Making a band is rather simple: gather a bunch of friends in a garage, grab your guitar, turn the amp up to eleven and rock the hardest you can.

As many budding teenage rockers, I had those times. Around 17, I bought a cheap red guitar from a girl friend of mine (30 euros, my first electric guitar) and tried with a drummer friend to cover a few songs from Millencolin in his garage. We sucked very hard (actually I sucked, he was an excellent drummer), but hell that’s how Nirvana became Nirvana.

Now making a band that lasts is another story, the most difficult part of it being probably to make up with everyone’s temper and disposition.
Other than that short-lived teenage band (we can’t call it a band actually), I have been in a couple of other bands, and with the years I learnt that meeting each other halfway is key to make the band evolve in a balanced and sustainable direction. People who really know me know that I’m not an easy (read selfish and stubborn) person to deal with, especially when it comes to the views and goals I set for the band.

Even though DieByForty’s line-up has changed over the years, I now start my 9th year with Yu at my side.

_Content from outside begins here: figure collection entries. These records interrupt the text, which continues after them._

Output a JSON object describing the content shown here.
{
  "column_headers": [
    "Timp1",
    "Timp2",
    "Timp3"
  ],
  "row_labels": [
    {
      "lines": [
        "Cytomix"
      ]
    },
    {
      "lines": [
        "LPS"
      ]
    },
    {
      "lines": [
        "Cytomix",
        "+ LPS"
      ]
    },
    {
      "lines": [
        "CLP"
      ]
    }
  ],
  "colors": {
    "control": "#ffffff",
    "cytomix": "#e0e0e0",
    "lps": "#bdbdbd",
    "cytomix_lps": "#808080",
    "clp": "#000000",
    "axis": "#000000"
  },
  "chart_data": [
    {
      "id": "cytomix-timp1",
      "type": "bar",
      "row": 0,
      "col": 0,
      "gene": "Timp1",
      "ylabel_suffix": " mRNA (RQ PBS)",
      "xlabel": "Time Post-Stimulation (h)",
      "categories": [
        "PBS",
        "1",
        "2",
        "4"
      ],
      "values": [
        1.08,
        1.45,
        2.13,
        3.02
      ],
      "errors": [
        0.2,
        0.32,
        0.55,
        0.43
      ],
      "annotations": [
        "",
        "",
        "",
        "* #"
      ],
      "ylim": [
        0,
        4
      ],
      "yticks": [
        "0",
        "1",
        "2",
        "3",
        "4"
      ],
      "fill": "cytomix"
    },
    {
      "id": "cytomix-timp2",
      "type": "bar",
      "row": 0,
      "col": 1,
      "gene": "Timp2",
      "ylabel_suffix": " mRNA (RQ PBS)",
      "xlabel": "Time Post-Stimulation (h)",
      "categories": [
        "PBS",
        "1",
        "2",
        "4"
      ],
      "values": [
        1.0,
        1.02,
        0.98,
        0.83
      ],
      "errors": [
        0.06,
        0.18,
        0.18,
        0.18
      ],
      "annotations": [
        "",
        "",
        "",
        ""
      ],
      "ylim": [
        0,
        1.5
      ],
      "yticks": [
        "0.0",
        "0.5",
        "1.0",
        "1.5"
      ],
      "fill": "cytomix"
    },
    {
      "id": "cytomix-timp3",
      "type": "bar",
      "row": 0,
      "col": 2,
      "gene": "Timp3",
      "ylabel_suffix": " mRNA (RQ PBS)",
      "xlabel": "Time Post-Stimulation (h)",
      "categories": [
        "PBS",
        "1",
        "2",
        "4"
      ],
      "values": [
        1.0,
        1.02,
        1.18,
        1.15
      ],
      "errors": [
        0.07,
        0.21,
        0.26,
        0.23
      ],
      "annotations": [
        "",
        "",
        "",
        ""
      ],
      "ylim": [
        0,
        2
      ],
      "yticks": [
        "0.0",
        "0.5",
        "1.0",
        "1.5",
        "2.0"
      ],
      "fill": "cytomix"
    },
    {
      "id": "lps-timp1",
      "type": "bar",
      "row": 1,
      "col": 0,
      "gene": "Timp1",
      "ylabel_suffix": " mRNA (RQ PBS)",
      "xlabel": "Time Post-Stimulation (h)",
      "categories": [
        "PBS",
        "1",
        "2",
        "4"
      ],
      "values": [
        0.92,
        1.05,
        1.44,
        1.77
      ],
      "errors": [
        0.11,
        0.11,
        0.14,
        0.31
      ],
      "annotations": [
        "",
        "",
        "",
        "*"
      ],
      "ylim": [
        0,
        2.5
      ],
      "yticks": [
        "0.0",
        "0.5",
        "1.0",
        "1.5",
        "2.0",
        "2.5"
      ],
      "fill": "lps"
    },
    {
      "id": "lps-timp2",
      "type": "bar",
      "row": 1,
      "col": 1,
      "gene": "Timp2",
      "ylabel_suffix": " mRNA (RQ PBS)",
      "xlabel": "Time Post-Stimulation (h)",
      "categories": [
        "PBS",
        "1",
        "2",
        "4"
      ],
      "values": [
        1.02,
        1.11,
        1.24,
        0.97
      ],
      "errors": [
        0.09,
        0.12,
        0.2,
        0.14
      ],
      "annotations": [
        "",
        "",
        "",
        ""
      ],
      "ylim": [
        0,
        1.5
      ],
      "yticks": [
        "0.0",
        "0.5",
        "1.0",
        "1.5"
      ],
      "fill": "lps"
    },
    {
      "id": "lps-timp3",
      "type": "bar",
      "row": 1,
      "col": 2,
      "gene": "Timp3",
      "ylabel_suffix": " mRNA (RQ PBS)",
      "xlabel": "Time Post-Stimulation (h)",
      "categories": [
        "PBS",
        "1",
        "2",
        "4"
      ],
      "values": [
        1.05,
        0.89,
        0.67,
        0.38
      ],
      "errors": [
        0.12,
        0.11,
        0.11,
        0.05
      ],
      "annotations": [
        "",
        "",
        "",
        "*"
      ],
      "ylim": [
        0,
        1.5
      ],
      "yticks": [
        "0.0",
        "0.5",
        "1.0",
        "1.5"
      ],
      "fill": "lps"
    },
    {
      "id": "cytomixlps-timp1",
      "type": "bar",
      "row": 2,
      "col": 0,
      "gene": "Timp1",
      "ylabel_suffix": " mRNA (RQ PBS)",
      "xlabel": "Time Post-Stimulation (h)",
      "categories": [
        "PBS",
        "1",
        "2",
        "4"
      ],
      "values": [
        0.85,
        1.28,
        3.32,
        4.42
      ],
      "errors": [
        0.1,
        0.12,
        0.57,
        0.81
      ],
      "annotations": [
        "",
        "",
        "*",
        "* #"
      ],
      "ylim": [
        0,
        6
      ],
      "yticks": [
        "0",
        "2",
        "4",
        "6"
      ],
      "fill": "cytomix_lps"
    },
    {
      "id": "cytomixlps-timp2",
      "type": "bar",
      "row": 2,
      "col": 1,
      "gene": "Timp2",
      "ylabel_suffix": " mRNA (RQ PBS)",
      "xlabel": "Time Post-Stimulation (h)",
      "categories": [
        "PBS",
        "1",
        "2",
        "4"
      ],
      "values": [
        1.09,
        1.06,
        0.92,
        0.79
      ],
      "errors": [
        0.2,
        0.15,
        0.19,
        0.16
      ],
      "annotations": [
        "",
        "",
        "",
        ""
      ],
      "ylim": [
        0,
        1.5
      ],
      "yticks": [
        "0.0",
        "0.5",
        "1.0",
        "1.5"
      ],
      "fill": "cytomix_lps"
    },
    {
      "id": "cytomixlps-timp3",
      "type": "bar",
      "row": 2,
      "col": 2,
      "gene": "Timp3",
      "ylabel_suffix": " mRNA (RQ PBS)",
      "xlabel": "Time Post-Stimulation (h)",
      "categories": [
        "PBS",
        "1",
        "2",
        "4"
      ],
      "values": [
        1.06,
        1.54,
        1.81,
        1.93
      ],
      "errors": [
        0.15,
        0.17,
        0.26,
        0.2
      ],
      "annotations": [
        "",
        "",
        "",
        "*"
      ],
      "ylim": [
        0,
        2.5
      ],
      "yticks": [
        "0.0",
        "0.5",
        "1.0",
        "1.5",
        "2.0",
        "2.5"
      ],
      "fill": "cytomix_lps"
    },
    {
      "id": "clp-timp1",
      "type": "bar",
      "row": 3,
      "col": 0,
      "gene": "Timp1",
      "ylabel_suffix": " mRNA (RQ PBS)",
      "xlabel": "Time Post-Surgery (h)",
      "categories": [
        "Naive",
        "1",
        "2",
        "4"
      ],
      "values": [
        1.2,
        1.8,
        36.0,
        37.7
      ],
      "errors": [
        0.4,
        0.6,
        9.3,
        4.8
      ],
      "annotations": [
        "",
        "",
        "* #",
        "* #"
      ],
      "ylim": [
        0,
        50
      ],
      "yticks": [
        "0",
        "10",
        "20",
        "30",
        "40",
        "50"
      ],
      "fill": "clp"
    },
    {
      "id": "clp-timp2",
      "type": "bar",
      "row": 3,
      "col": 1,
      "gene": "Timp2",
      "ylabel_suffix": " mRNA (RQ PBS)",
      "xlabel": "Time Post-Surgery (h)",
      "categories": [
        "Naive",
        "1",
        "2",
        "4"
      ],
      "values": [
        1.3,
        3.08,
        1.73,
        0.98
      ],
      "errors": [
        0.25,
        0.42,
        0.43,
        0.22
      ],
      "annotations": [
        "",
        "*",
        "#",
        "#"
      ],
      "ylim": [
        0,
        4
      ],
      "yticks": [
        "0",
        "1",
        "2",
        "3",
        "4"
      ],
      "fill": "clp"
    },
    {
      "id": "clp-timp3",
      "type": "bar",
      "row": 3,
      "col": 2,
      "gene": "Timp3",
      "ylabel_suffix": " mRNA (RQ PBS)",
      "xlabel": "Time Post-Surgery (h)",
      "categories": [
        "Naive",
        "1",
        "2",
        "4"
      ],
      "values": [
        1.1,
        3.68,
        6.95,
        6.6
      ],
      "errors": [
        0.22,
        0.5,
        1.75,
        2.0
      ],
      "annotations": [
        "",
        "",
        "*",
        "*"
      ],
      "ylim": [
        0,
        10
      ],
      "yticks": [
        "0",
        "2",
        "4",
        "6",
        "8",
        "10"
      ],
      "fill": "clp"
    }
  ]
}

Quiet by nature, he rarely raises his voice and always tries to compromise as much as possible. Conversely, that makes his speaking all the more listened to, as we know his words are wise. And I can tell he’s the main reason why this band could last so long.

Well, the same goes for Tommy. That probably explains why the two of them get along together so well. Every time he smiles at me raising his hand, I know that the next few words coming out from his mouth will cast a shade that I could never had thought of – and a better one.

Those two guys are old musician hands now, they know exactly how to handle me. Adding to this the breath of fresh air brought by Nao, I feel the current line-up is meant to last a few more years.